Responsible for the development, installation, operation, and maintenance of commercial and military special communications systems used by highly specialized small teams on a global scale. Formulates fielding strategies supporting all elements of unit special communications systems. Developed a unit and command wide standard operating procedure which encompassed procurement, testing, evaluation, maintenance, and lifecycle of all unit owned special communications systems. Responsible for conducting security reviews of the designed software architecture, operational testing and evaluation, and procurement of sensitive systems. Worked with other governmental agencies, national labs, and commercial vendors through all phases of the special communication lifecycle. Required working with many Linux systems and servers, Python and Bash scripting, virtualized environments including ESXi, LXC/LXD, Docker, and traditional virtual machines, disassembling and Android APKs.

Professional Education

Senior Leader’s Course (Graduated with Honors) – 2017
Advanced Leader’s Course (Graduated with Honors) – 2016
Military Free Fall Course; P-HETC - 2012
Operations Training Course; SERE; Technical Surveillance Course - 2011
Basic Leader’s Course – 2008
Defense Messaging Systems and Tactical Messaging Systems Course – 2006
I.T. Specialist (MOS 25B) Training Course (Graduated with Honors) – 2006

Certifications

Cisco CCNA / 2013
CompTIA Security+ / 2011-PRESENT
CompTIA Network+ / 2008
Microsoft MCP / 2005

Open Source and Volunteer Projects

A more detailed and comprehensive list of projects can be found at https://kbknapp.dev/projects and https://github.com/kbknapp

CLAP / github.com/clap-rs/clap

A full featured, extremely fast and modern Command Line Application framework for Rust

Over 13,900 GitHub stars
Over 271M downloads with many production users from very well-known top tier companies
Top 35 most downloaded Rust crates (libraries) out of over 131k crates
Over 17,900 known dependent packages (according to libraries.io)

Rust Reach Mentor / reach.rust-lang.org/

A mentorship program to assist those under-represented in technology.

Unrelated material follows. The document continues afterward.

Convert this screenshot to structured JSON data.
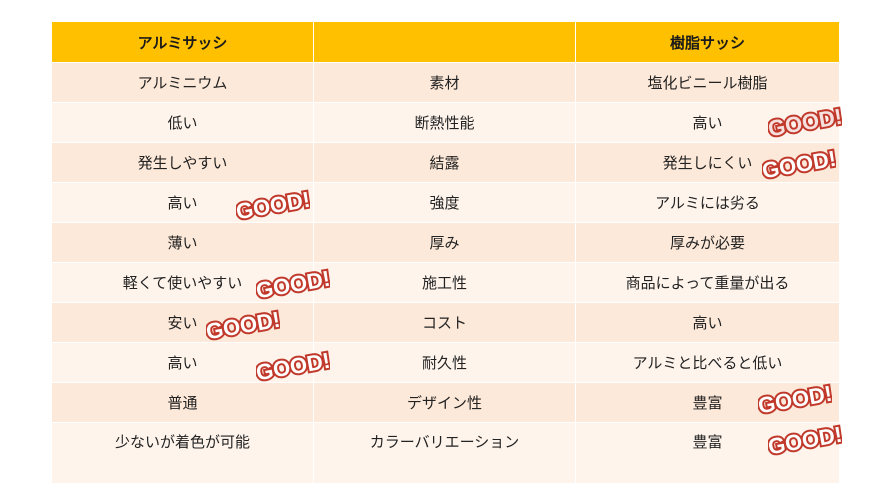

Mentored two international individuals over a six month program in advanced systems programming using the Rust programming language.

Podcast Co-Host on Linux Dev Time / linuxdevtime.com

A podcast about Linux and Software Development, part of the Late Night Linux Podcast Network.

Violin / github.com/kbknapp/violin

A Rust implementation of the Vivaldi Network Coordinates system allowing accurate latency estimates between network systems. Written to function even in embedded systems without access to a standard library or memory allocation.